Conhecida popularmente como “supergripe”, a Influenza A tem sido uma das principais responsáveis pelo avanço dos casos de Síndrome Respiratória Aguda Grave (SRAG) em diversas regiões do país. O crescimento é observado na maior parte dos estados das regiões Nordeste, Sudeste, Norte e Centro-Oeste. No Sul, o Paraná também já começa a apresentar tendência de alta.
Além da Influenza A, outros vírus também contribuíram para o aumento de mortes. O Rinovírus teve alta de 30% nos óbitos, enquanto a Covid-19 registrou crescimento de 25,6% no mesmo período.
No panorama geral dos casos graves, o rinovírus lidera a incidência, seguido pela Influenza A, vírus sincicial respiratório, Covid-19 e Influenza B. O cenário coloca a maioria dos estados brasileiros em níveis classificados como alerta, risco ou alto risco, com tendência de continuidade no aumento.

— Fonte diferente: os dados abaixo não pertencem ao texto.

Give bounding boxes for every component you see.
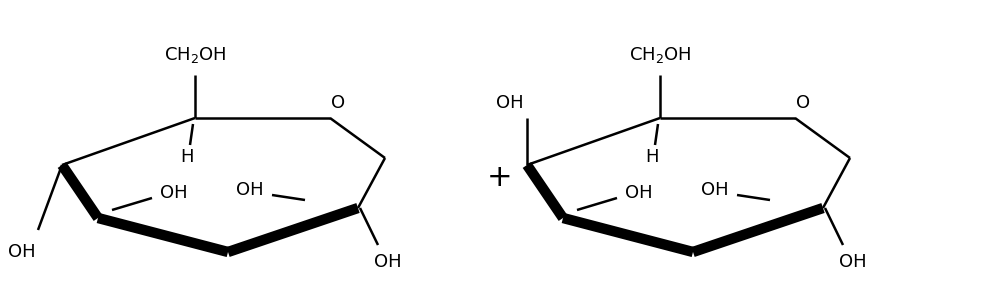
Text: OH: OH [625,184,653,202]
Text: +: + [487,164,513,193]
Text: OH: OH [8,243,36,261]
Text: OH: OH [160,184,188,202]
Text: CH$_2$OH: CH$_2$OH [629,45,691,65]
Text: H: H [180,148,194,166]
Text: O: O [331,94,345,112]
Text: O: O [796,94,810,112]
Text: OH: OH [496,94,524,112]
Text: OH: OH [374,253,402,271]
Text: OH: OH [701,181,729,199]
Text: H: H [645,148,659,166]
Text: CH$_2$OH: CH$_2$OH [164,45,226,65]
Text: OH: OH [839,253,867,271]
Text: OH: OH [236,181,264,199]
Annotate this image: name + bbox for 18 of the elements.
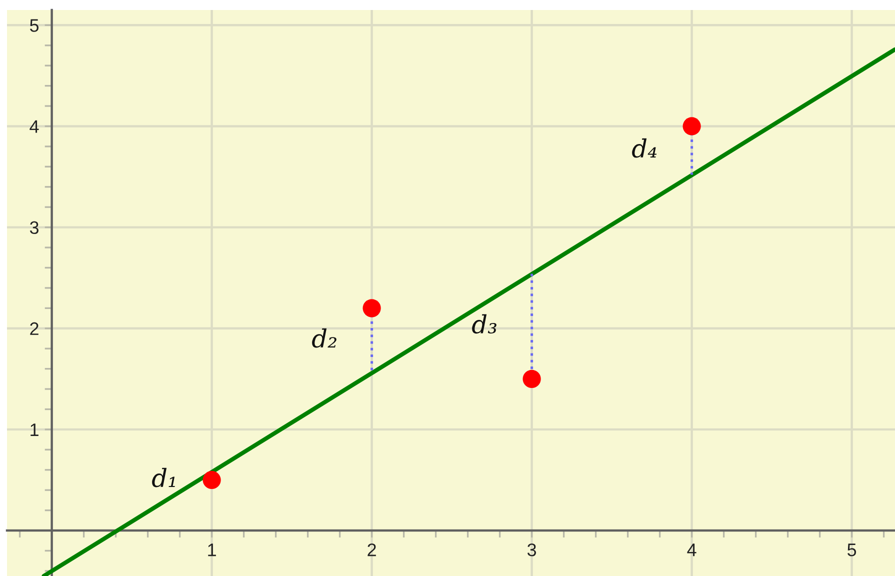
point xyxy=(362,299,381,318)
annotation: d₄ xyxy=(632,138,657,158)
annotation: d₂ xyxy=(312,328,336,348)
y-tick-label: 1 xyxy=(30,424,38,436)
point xyxy=(202,470,221,490)
annotation: d₃ xyxy=(472,314,496,334)
y-tick-label: 4 xyxy=(30,120,39,133)
x-tick-label: 4 xyxy=(687,544,696,556)
x-tick-label: 5 xyxy=(848,544,856,556)
y-tick-label: 2 xyxy=(30,322,38,335)
x-tick-label: 3 xyxy=(527,543,536,556)
point xyxy=(522,370,541,388)
y-tick-label: 5 xyxy=(30,19,39,32)
x-tick-label: 1 xyxy=(208,544,216,556)
x-tick-label: 2 xyxy=(368,543,376,556)
y-tick-label: 3 xyxy=(30,221,39,234)
point xyxy=(682,117,701,136)
annotation: d₁ xyxy=(152,468,175,488)
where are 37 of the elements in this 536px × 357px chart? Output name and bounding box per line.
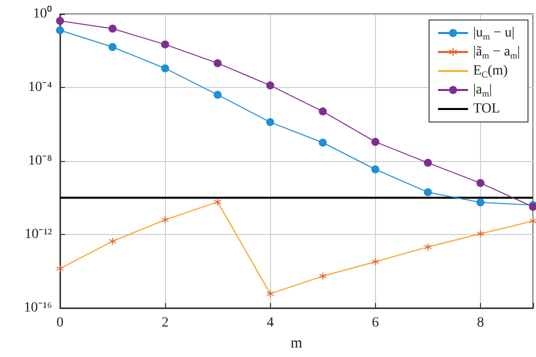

Diante da situação, especialistas reforçam a importância da vacinação, especialmente entre os grupos mais vulneráveis, como idosos, crianças, pessoas com doenças crônicas, além de profissionais da saúde e da educação. A imunização também é recomendada para gestantes, como forma de proteger os bebês nos primeiros meses de vida.
A campanha nacional de vacinação contra a gripe já está em andamento desde o fim de março e segue até 30 de maio, sendo considerada uma das principais estratégias para conter o avanço dos casos graves no país.
O momento exige atenção redobrada e prevenção, já que o aumento acelerado das doenças respiratórias pode pressionar ainda mais o sistema de saúde nas próximas semanas.